In fact, Malaysia has been vocal on this issue. In December last year, Najib led a rally to protest the “ethnic cleansing" of the Rohingya community in Rakhine State in a move to bring the matter to the attention of world leaders so as to end the suffering of the community.

The rally was successful because it led to a meeting of Asean foreign ministers on Dec 19 last year and an extraordinary meeting of the foreign ministers of the Organisation of Islamic Cooperation on Jan 19, where Najib vowed that it was time to end the crisis.

Apart from the issue of the Rohingya community, Malaysia had also played a role in the Palestine issue, ending the calendar this year with a massive rally here led by Najib himself. The rally of solidarity with the Palestinians protested against the US recognition of Jerusalem as the capital of Israel.

Addressing the rally, Najib stressed that Malaysia would continue to champion the issue through various diplomatic channels, in the political arena and by way of financial contributions.
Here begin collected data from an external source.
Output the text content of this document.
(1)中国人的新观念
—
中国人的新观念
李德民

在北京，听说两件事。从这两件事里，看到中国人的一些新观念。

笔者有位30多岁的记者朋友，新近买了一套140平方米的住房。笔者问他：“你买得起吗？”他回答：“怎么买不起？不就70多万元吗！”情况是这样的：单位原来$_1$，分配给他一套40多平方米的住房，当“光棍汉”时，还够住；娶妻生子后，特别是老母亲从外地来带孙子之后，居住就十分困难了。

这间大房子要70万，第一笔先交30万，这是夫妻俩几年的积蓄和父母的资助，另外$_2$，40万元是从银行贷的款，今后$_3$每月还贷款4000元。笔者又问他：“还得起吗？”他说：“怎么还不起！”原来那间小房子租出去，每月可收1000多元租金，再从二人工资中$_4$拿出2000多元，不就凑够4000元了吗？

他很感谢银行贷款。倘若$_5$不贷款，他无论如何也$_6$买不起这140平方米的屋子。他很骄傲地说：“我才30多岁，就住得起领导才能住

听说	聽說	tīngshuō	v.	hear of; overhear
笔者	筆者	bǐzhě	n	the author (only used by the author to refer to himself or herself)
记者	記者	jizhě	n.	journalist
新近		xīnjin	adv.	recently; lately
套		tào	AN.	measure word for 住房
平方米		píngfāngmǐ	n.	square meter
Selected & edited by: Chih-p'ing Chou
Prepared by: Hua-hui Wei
Good things never come easy though. Malaysia's sole representative in the “Women's Boat to Gaza” mission, Dr Fauziah Mohd Hassan, was forced to face a critical moment after the humanitarian ship, Zaytouna-Oliva, she was on was detained by the Israeli authorities in October.

Zaytouna-Oliva set sail to Gaza from Barcelona on Sept 15, carrying 13 female activists from 12 countries, on a mission to challenge the Israeli blockade on Gaza after the land routes to the strip were blocked by Israel and Egypt.